In the week of its Annual Congress, FIS is starting to show some signs of movement on sustainability, according to a new update from Protect Our Winters (POW).
There are hints that the race calendar will be changed to reduce transatlantic travel and be delayed in its start by a week. The appointment of a Sustainability Director is also a long overdue and welcome step.
Following the open letter demanding climate action from over 500 FIS athletes, the subsequent coverage in sports and news media is apparently having an effect.
Sustainability lacks ‘transparency and credibility’
However, POW point out that the publication of a sustainability strategy still has no date in sight and in its core communication around its climate action FIS is still lacking transparency and credibility.
FIS continues to claim it operates as a ‘Climate Positive’ organisation, but relies heavily on avoided deforested offsets in the Amazon to achieve this status.
Validity of offsets questioned
The offsets are carried out by Cool Earth – an organisation founded and co-chaired by FIS president Johan Eliasch.
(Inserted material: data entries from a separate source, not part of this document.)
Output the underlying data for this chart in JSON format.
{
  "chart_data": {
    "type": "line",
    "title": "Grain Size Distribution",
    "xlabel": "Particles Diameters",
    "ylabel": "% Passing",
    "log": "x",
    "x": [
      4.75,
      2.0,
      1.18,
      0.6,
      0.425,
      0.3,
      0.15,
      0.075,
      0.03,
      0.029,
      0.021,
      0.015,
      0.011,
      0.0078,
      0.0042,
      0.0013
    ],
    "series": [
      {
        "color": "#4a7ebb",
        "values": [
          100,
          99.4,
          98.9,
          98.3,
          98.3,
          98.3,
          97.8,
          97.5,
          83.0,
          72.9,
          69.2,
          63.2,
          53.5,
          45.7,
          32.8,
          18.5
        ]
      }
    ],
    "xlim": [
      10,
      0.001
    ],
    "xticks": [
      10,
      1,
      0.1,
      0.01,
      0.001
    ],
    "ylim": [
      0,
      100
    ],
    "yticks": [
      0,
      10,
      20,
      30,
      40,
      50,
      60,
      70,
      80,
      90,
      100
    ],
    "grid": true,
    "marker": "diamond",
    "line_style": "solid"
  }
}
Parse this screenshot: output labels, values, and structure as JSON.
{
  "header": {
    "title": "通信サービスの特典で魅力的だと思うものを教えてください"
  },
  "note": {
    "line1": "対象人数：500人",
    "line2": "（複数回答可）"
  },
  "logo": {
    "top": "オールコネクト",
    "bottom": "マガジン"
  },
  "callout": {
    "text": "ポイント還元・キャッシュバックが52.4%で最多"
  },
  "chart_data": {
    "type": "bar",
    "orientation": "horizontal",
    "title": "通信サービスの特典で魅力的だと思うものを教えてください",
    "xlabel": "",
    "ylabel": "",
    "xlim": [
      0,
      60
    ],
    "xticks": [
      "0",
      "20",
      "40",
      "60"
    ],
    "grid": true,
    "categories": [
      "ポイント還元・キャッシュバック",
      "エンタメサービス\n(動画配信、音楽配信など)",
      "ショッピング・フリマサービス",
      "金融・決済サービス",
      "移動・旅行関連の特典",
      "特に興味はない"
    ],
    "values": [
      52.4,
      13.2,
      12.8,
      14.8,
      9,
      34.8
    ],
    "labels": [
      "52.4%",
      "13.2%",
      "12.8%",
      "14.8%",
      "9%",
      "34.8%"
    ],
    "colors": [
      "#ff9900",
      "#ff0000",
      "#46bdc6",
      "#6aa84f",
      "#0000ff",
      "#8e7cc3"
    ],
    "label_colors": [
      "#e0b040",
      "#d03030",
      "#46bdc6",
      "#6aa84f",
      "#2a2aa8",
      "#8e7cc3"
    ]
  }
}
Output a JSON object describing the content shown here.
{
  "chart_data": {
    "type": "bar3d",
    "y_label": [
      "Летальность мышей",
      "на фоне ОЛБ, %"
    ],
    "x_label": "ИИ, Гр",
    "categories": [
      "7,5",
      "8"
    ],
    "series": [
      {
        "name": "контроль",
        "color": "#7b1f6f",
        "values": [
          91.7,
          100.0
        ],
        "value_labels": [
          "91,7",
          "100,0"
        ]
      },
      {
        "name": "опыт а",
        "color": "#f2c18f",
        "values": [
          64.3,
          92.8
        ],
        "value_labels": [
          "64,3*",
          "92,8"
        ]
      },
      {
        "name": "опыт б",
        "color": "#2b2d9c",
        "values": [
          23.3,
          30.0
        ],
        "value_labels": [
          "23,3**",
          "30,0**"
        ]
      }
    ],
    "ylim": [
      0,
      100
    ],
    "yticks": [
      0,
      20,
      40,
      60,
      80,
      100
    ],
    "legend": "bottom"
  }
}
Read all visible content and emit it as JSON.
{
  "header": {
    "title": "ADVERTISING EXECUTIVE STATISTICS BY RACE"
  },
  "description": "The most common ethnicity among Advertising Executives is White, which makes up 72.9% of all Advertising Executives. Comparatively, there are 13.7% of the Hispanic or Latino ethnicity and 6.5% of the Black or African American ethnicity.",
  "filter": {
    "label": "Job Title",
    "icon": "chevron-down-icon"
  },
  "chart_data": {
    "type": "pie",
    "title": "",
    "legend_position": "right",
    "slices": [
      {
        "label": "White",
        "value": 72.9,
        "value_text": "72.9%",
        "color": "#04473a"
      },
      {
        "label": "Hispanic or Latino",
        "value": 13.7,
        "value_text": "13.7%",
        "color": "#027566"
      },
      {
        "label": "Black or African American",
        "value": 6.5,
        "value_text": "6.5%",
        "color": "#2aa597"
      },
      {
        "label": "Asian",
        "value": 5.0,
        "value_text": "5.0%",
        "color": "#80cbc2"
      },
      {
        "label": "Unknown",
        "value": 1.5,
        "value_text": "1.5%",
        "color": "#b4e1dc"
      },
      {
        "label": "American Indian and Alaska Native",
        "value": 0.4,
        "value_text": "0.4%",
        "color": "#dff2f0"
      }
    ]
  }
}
There is no publicly available information on the size of the forests invested in; the deforestation threats that the forest faces; or even the amount spent by FIS on this programme.
The quality of the information provided by FIS has been called into question by a third party study carried out by Mission Zero – Klima Partner.
The study was commissioned by Greenpeace and assessed the ‘FIS Events Emission Estimation Executive Summary’ for plausibility, based on the expertise of athletes, insiders and information from World Cup venues.
You can read the full study in German here and a 4-page summary in English here.
Implausible calculations
Mission Zero’s assessment revealed that just four events (in Kitzbühel, Schladming, Adelboden and Sölden), as well as athlete flights (at World Cup level), accounted for 85% of the total emissions attributed to the Alpine Skiing sector in the FIS calculations.
With over 30 World Cup events, 300 continental events, and hundreds of smaller race events it suggests that FIS are massively underreporting their event emissions.
The report concluded:
“It can be stated that FIS…fails to provide a transparent and comprehensible assessment. All calculations…indicate an implausible and underestimated overall evaluation of emissions.”
No greenwashing
The results of this study make clear that FIS must:
- Improve both its emission reporting and the transparency of its offsetting
- Switch from a focus on offsetting to true emissions reduction
- Stop claiming to be ‘Climate Positive’
To do any less would be tantamount to greenwashing.